A great prophet has arisen in our midst. God has visited his people.
Luke 7:11-17
11 Jesus journeyed to a city called Nain, and his disciples and a large crowd accompanied him. 12 As he drew near to the gate of the city, a man who had died was being carried out, the only son of his mother, and she was a widow. A large crowd from the city was with her. 13 When the Lord saw her, he was moved with pity for her and said to her, “Do not weep.” 14 He stepped forward and touched the coffin; at this the bearers halted, and he said, “Young man, I tell you, arise!” 15 The dead man sat up and began to speak, and Jesus gave him to his mother. 16 Fear seized them all, and they glorified God, exclaiming, “A great prophet has arisen in our midst,” and “God has visited his people.” 17 This report about him spread through the whole of Judea and in all the surrounding region.



One of the the so-called “ordinary” magisterial teachings of the Pope is called a motu proprio, which means a document that is written and promulgated by the Holy Father’s “own volition” of sorts, or moved entirely by his own personal decision. Lower in terms of authority to an apostolicexhortation, and definitely lower than an encyclical, a teaching issued motu proprio nevertheless deserves not an assent of faith, but a simple religious assent. In plain language, we Catholics also need to pay attention to what the Pope is saying through a motu proprio.
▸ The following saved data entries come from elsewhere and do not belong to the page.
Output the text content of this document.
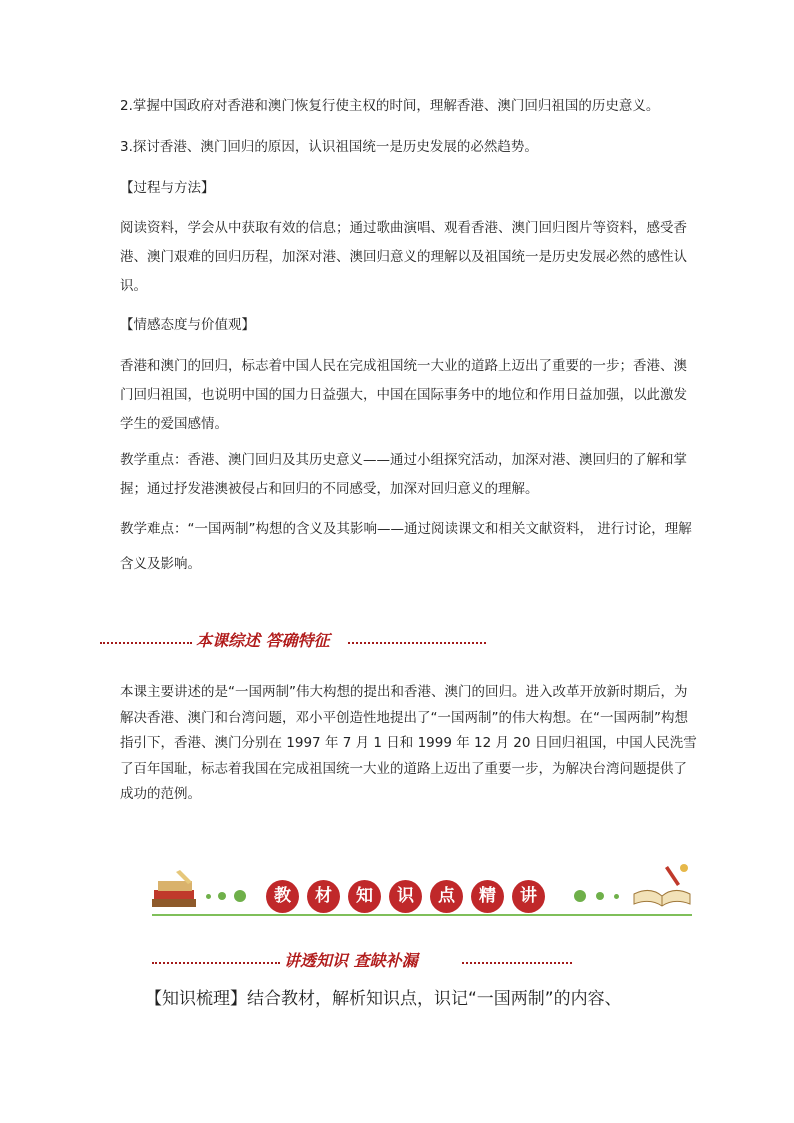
2.掌握中国政府对香港和澳门恢复行使主权的时间，理解香港、澳门回归祖国的历史意义。

3.探讨香港、澳门回归的原因，认识祖国统一是历史发展的必然趋势。

【过程与方法】

阅读资料，学会从中获取有效的信息；通过歌曲演唱、观看香港、澳门回归图片等资料，感受香港、澳门艰难的回归历程，加深对港、澳回归意义的理解以及祖国统一是历史发展必然的感性认识。

【情感态度与价值观】

香港和澳门的回归，标志着中国人民在完成祖国统一大业的道路上迈出了重要的一步；香港、澳门回归祖国，也说明中国的国力日益强大，中国在国际事务中的地位和作用日益加强，以此激发学生的爱国感情。

教学重点：香港、澳门回归及其历史意义——通过小组探究活动，加深对港、澳回归的了解和掌握；通过抒发港澳被侵占和回归的不同感受，加深对回归意义的理解。

教学难点：“一国两制”构想的含义及其影响——通过阅读课文和相关文献资料， 进行讨论，理解含义及影响。

本课综述 答确特征

本课主要讲述的是“一国两制”伟大构想的提出和香港、澳门的回归。进入改革开放新时期后，为解决香港、澳门和台湾问题，邓小平创造性地提出了“一国两制”的伟大构想。在“一国两制”构想指引下，香港、澳门分别在 1997 年 7 月 1 日和 1999 年 12 月 20 日回归祖国，中国人民洗雪了百年国耻，标志着我国在完成祖国统一大业的道路上迈出了重要一步，为解决台湾问题提供了成功的范例。

教	材	知	识	点	精	讲
讲透知识 查缺补漏

【知识梳理】结合教材，解析知识点，识记“一国两制”的内容、
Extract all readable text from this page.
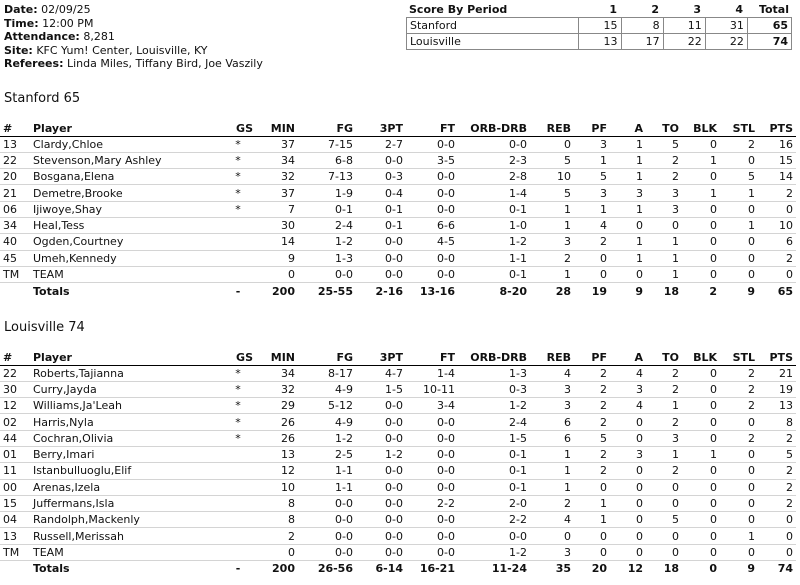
Date: 02/09/25
Time: 12:00 PM
Attendance: 8,281
Site: KFC Yum! Center, Louisville, KY
Referees: Linda Miles, Tiffany Bird, Joe Vaszily
Score By Period	1	2	3	4	Total
Stanford	15	8	11	31	65
Louisville	13	17	22	22	74
Stanford 65
#	Player	GS	MIN	FG	3PT	FT	ORB-DRB	REB	PF	A	TO	BLK	STL	PTS
13	Clardy,Chloe	*	37	7-15	2-7	0-0	0-0	0	3	1	5	0	2	16
22	Stevenson,Mary Ashley	*	34	6-8	0-0	3-5	2-3	5	1	1	2	1	0	15
20	Bosgana,Elena	*	32	7-13	0-3	0-0	2-8	10	5	1	2	0	5	14
21	Demetre,Brooke	*	37	1-9	0-4	0-0	1-4	5	3	3	3	1	1	2
06	Ijiwoye,Shay	*	7	0-1	0-1	0-0	0-1	1	1	1	3	0	0	0
34	Heal,Tess		30	2-4	0-1	6-6	1-0	1	4	0	0	0	1	10
40	Ogden,Courtney		14	1-2	0-0	4-5	1-2	3	2	1	1	0	0	6
45	Umeh,Kennedy		9	1-3	0-0	0-0	1-1	2	0	1	1	0	0	2
TM	TEAM		0	0-0	0-0	0-0	0-1	1	0	0	1	0	0	0
	Totals	-	200	25-55	2-16	13-16	8-20	28	19	9	18	2	9	65
Louisville 74
#	Player	GS	MIN	FG	3PT	FT	ORB-DRB	REB	PF	A	TO	BLK	STL	PTS
22	Roberts,Tajianna	*	34	8-17	4-7	1-4	1-3	4	2	4	2	0	2	21
30	Curry,Jayda	*	32	4-9	1-5	10-11	0-3	3	2	3	2	0	2	19
12	Williams,Ja'Leah	*	29	5-12	0-0	3-4	1-2	3	2	4	1	0	2	13
02	Harris,Nyla	*	26	4-9	0-0	0-0	2-4	6	2	0	2	0	0	8
44	Cochran,Olivia	*	26	1-2	0-0	0-0	1-5	6	5	0	3	0	2	2
01	Berry,Imari		13	2-5	1-2	0-0	0-1	1	2	3	1	1	0	5
11	Istanbulluoglu,Elif		12	1-1	0-0	0-0	0-1	1	2	0	2	0	0	2
00	Arenas,Izela		10	1-1	0-0	0-0	0-1	1	0	0	0	0	0	2
15	Juffermans,Isla		8	0-0	0-0	2-2	2-0	2	1	0	0	0	0	2
04	Randolph,Mackenly		8	0-0	0-0	0-0	2-2	4	1	0	5	0	0	0
13	Russell,Merissah		2	0-0	0-0	0-0	0-0	0	0	0	0	0	1	0
TM	TEAM		0	0-0	0-0	0-0	1-2	3	0	0	0	0	0	0
	Totals	-	200	26-56	6-14	16-21	11-24	35	20	12	18	0	9	74
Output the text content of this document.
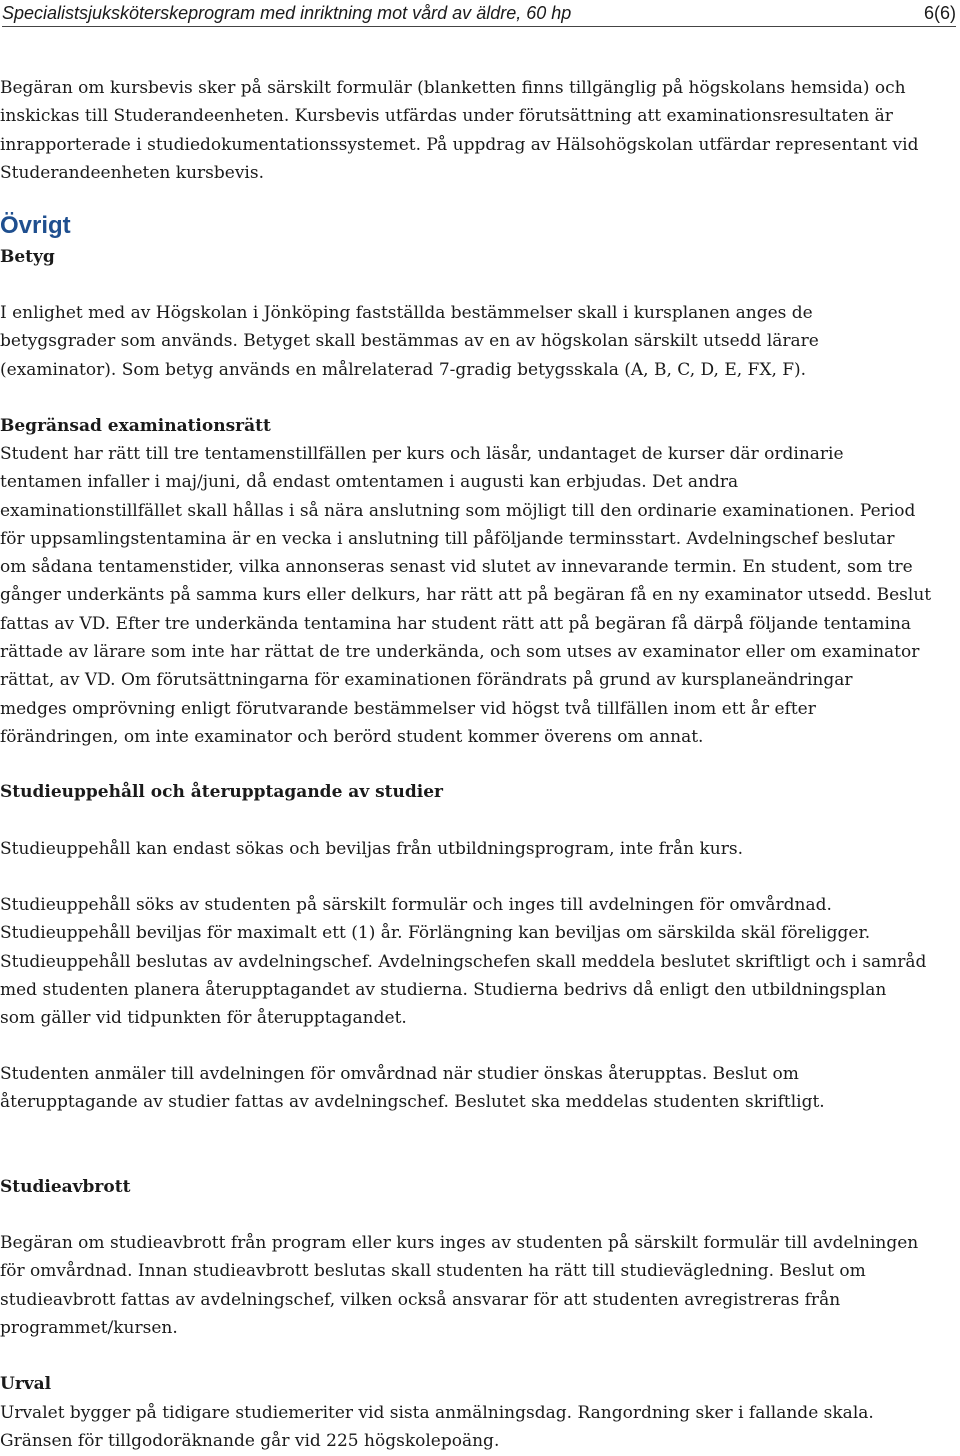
Specialistsjuksköterskeprogram med inriktning mot vård av äldre, 60 hp	6(6)
Begäran om kursbevis sker på särskilt formulär (blanketten finns tillgänglig på högskolans hemsida) och
inskickas till Studerandeenheten. Kursbevis utfärdas under förutsättning att examinationsresultaten är
inrapporterade i studiedokumentationssystemet. På uppdrag av Hälsohögskolan utfärdar representant vid
Studerandeenheten kursbevis.
Övrigt
Betyg
I enlighet med av Högskolan i Jönköping fastställda bestämmelser skall i kursplanen anges de
betygsgrader som används. Betyget skall bestämmas av en av högskolan särskilt utsedd lärare
(examinator). Som betyg används en målrelaterad 7-gradig betygsskala (A, B, C, D, E, FX, F).
Begränsad examinationsrätt
Student har rätt till tre tentamenstillfällen per kurs och läsår, undantaget de kurser där ordinarie
tentamen infaller i maj/juni, då endast omtentamen i augusti kan erbjudas. Det andra
examinationstillfället skall hållas i så nära anslutning som möjligt till den ordinarie examinationen. Period
för uppsamlingstentamina är en vecka i anslutning till påföljande terminsstart. Avdelningschef beslutar
om sådana tentamenstider, vilka annonseras senast vid slutet av innevarande termin. En student, som tre
gånger underkänts på samma kurs eller delkurs, har rätt att på begäran få en ny examinator utsedd. Beslut
fattas av VD. Efter tre underkända tentamina har student rätt att på begäran få därpå följande tentamina
rättade av lärare som inte har rättat de tre underkända, och som utses av examinator eller om examinator
rättat, av VD. Om förutsättningarna för examinationen förändrats på grund av kursplaneändringar
medges omprövning enligt förutvarande bestämmelser vid högst två tillfällen inom ett år efter
förändringen, om inte examinator och berörd student kommer överens om annat.
Studieuppehåll och återupptagande av studier
Studieuppehåll kan endast sökas och beviljas från utbildningsprogram, inte från kurs.
Studieuppehåll söks av studenten på särskilt formulär och inges till avdelningen för omvårdnad.
Studieuppehåll beviljas för maximalt ett (1) år. Förlängning kan beviljas om särskilda skäl föreligger.
Studieuppehåll beslutas av avdelningschef. Avdelningschefen skall meddela beslutet skriftligt och i samråd
med studenten planera återupptagandet av studierna. Studierna bedrivs då enligt den utbildningsplan
som gäller vid tidpunkten för återupptagandet.
Studenten anmäler till avdelningen för omvårdnad när studier önskas återupptas. Beslut om
återupptagande av studier fattas av avdelningschef. Beslutet ska meddelas studenten skriftligt.
Studieavbrott
Begäran om studieavbrott från program eller kurs inges av studenten på särskilt formulär till avdelningen
för omvårdnad. Innan studieavbrott beslutas skall studenten ha rätt till studievägledning. Beslut om
studieavbrott fattas av avdelningschef, vilken också ansvarar för att studenten avregistreras från
programmet/kursen.
Urval
Urvalet bygger på tidigare studiemeriter vid sista anmälningsdag. Rangordning sker i fallande skala.
Gränsen för tillgodoräknande går vid 225 högskolepoäng.
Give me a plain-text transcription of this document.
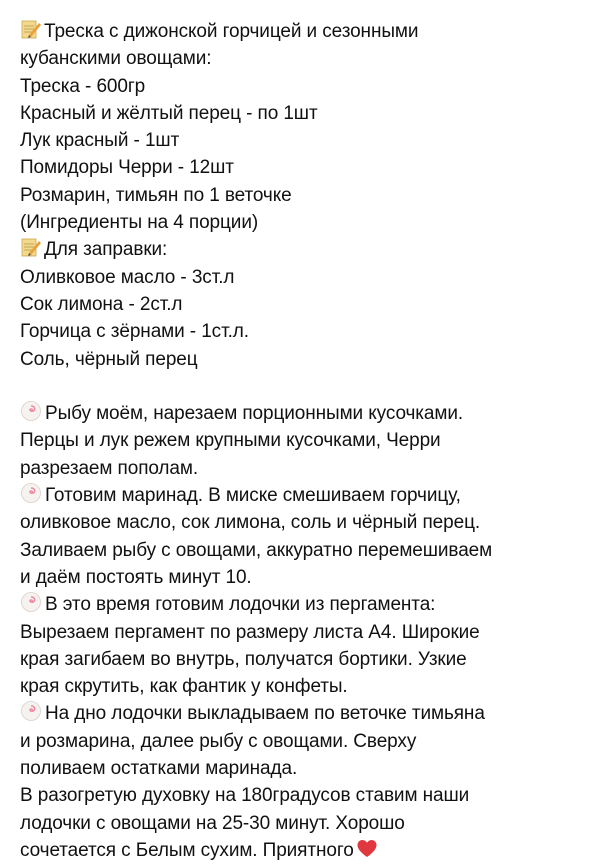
Треска с дижонской горчицей и сезонными
кубанскими овощами:
Треска - 600гр
Красный и жёлтый перец - по 1шт
Лук красный - 1шт
Помидоры Черри - 12шт
Розмарин, тимьян по 1 веточке
(Ингредиенты на 4 порции)
Для заправки:
Оливковое масло - 3ст.л
Сок лимона - 2ст.л
Горчица с зёрнами - 1ст.л.
Соль, чёрный перец
Рыбу моём, нарезаем порционными кусочками.
Перцы и лук режем крупными кусочками, Черри
разрезаем пополам.
Готовим маринад. В миске смешиваем горчицу,
оливковое масло, сок лимона, соль и чёрный перец.
Заливаем рыбу с овощами, аккуратно перемешиваем
и даём постоять минут 10.
В это время готовим лодочки из пергамента:
Вырезаем пергамент по размеру листа А4. Широкие
края загибаем во внутрь, получатся бортики. Узкие
края скрутить, как фантик у конфеты.
На дно лодочки выкладываем по веточке тимьяна
и розмарина, далее рыбу с овощами. Сверху
поливаем остатками маринада.
В разогретую духовку на 180градусов ставим наши
лодочки с овощами на 25-30 минут. Хорошо
сочетается с Белым сухим. Приятного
       Today’s Gospel refers to a similar motu proprio on the part of the Lord. Moved by compassion, Jesus did something that the First Reading prefigured — that is, raise a deceased young man to life, almost exactly like the prophet Elijah did. Gratuitously, graciously, freely, the Lord “had pity” on the woman, and told her, “Don’t cry!” He then proceeded to do the unthinkable and the unexpected — command the young man to “get up.” The woman had, by then, become a non-entity, among the poorest of the poor — a widow, who because of the death of her only son then, had become an instant pariah, condemned to live on the fringes of society. But the Lord took pity on her!

       My heart today goes out to all those who have lost everyone and everything in life. Early last year, just a few weeks after the typhoon Sendong tragedy that leveled parts of Cagayan de Oro and Iligan cities in Northern Mindanao, I led a group of young priests to the sites. Many of us were close to tears. Thousands lost loved ones, belongings, sources of livelihood, an otherwise bright future, and all. There are no words to express what I felt.

       The Lord, too, was obviously moved, perhaps even to tears. But He did something more than shed tears. He did a motu proprio — a miraculous merciful and healing act. He took pity and acted accordingly. What about us? Fr. Chito Dimaranan, SDB
REFLECTION QUESTION: When moved to do something marvelous for God and others, do we act on our own volition?
Grant me courage, dear God, to act as Your Spirit leads me.

St. Ephrem, deacon and doctor of the Church, pray for us.